Fannie and Freddie are easing up. Carefully.
Realtor Victoria Chekanova from Re/Max Advance Realty looks in the window of a foreclosed home she is set to show to a prospective buyer on April 11, 2013 in Miami, Florida.
The new head of the government agency that oversees Fannie Mae and Freddie Mac laid out a new game plan Tuesday -- a change in direction, designed to get banks to lend more. The way it works now, Fannie and Freddie buy mortgages from banks and guarantee them. But Fannie and Freddie make banks buy them back if there’s a problem, even if it’s just a minor paperwork glitch.
Now, Fannie and Freddie will ease up. Carefully.
“Since any stumbles along the way could have ripple effects in the $10 trillion housing finance market, there’s a lot at stake in getting this right," says Mel Watt, the new director of the Federal Housing Finance Agency.
If Watt gets it right, analysts say banks will be more willing to lend to first time or low-income homebuyers. That's because they won’t be so worried about having to buy their loans back. Will Watt’s plan be enough to rev up the housing market, which has been limping along in second gear?
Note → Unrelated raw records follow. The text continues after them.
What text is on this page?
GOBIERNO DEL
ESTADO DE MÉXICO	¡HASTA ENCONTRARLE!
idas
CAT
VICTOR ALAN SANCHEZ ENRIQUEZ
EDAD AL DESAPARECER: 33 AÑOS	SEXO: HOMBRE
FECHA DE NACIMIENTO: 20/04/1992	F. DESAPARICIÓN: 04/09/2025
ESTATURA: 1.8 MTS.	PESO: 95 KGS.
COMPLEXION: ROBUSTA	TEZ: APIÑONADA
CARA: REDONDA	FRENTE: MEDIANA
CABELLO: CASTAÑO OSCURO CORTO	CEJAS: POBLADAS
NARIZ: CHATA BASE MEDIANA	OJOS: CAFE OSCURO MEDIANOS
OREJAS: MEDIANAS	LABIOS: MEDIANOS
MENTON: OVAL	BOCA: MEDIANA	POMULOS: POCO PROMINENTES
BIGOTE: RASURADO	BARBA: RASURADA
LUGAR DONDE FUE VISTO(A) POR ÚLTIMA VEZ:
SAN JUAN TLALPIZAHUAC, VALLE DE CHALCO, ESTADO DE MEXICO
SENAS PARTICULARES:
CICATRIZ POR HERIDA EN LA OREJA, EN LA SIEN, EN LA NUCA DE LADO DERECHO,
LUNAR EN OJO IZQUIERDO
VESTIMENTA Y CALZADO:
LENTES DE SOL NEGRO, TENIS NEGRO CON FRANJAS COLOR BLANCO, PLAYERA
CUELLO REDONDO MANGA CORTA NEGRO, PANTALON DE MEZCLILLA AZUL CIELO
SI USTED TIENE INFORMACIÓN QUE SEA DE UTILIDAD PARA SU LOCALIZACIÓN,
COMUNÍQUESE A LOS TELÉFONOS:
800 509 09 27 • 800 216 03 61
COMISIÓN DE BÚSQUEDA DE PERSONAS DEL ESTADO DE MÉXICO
“Well I think it’s going to stop us from going in reverse,” says Tim Rood, a former executive at Fannie Mae, now chairman of the Collingwood Group.
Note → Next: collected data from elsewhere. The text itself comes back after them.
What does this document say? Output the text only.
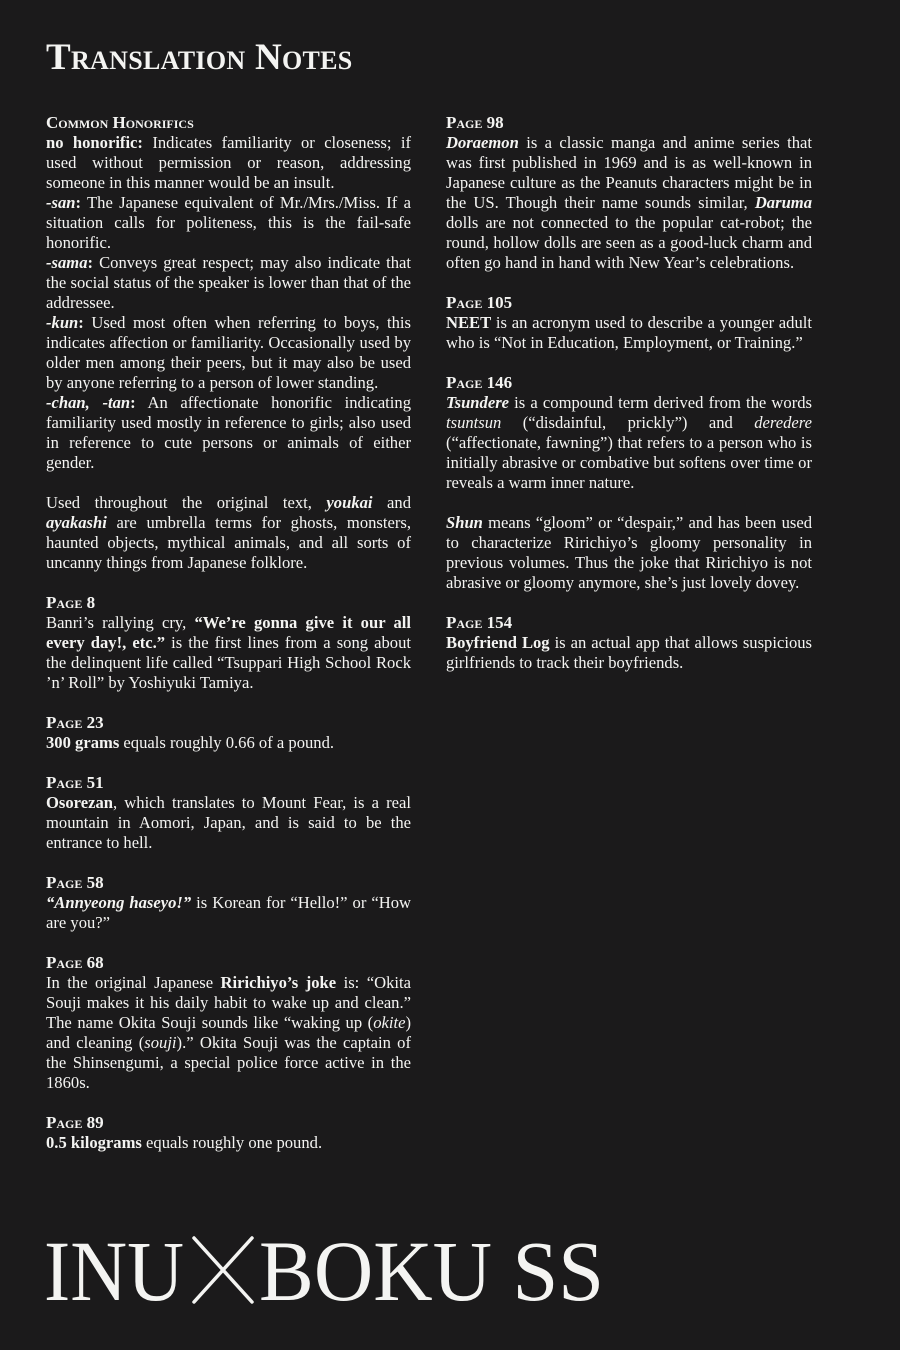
Translation Notes
Common Honorifics
no honorific: Indicates familiarity or closeness; if used without permission or reason, addressing someone in this manner would be an insult.
-san: The Japanese equivalent of Mr./Mrs./Miss. If a situation calls for politeness, this is the fail-safe honorific.
-sama: Conveys great respect; may also indicate that the social status of the speaker is lower than that of the addressee.
-kun: Used most often when referring to boys, this indicates affection or familiarity. Occasionally used by older men among their peers, but it may also be used by anyone referring to a person of lower standing.
-chan, -tan: An affectionate honorific indicating familiarity used mostly in reference to girls; also used in reference to cute persons or animals of either gender.
Used throughout the original text, youkai and ayakashi are umbrella terms for ghosts, monsters, haunted objects, mythical animals, and all sorts of uncanny things from Japanese folklore.
Page 8
Banri’s rallying cry, “We’re gonna give it our all every day!, etc.” is the first lines from a song about the delinquent life called “Tsuppari High School Rock ’n’ Roll” by Yoshiyuki Tamiya.
Page 23
300 grams equals roughly 0.66 of a pound.
Page 51
Osorezan, which translates to Mount Fear, is a real mountain in Aomori, Japan, and is said to be the entrance to hell.
Page 58
“Annyeong haseyo!” is Korean for “Hello!” or “How are you?”
Page 68
In the original Japanese Ririchiyo’s joke is: “Okita Souji makes it his daily habit to wake up and clean.” The name Okita Souji sounds like “waking up (okite) and cleaning (souji).” Okita Souji was the captain of the Shinsengumi, a special police force active in the 1860s.
Page 89
0.5 kilograms equals roughly one pound.
Page 98
Doraemon is a classic manga and anime series that was first published in 1969 and is as well-known in Japanese culture as the Peanuts characters might be in the US. Though their name sounds similar, Daruma dolls are not connected to the popular cat-robot; the round, hollow dolls are seen as a good-luck charm and often go hand in hand with New Year’s celebrations.
Page 105
NEET is an acronym used to describe a younger adult who is “Not in Education, Employment, or Training.”
Page 146
Tsundere is a compound term derived from the words tsuntsun (“disdainful, prickly”) and deredere (“affectionate, fawning”) that refers to a person who is initially abrasive or combative but softens over time or reveals a warm inner nature.
Shun means “gloom” or “despair,” and has been used to characterize Ririchiyo’s gloomy personality in previous volumes. Thus the joke that Ririchiyo is not abrasive or gloomy anymore, she’s just lovely dovey.
Page 154
Boyfriend Log is an actual app that allows suspicious girlfriends to track their boyfriends.
INU BOKU SS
But if the housing market speeds up too fast, will it overheat? Not a chance, says Guy Cecala, publisher of Inside Mortgage Finance.
“We’re still nowhere near the speed limit," he says. "If the speed limit is 65, we’re still going along at 45, but it’s better than 30 or wherever we were at before."
Cecala says, even with Watt’s changes, banks will still be cautious.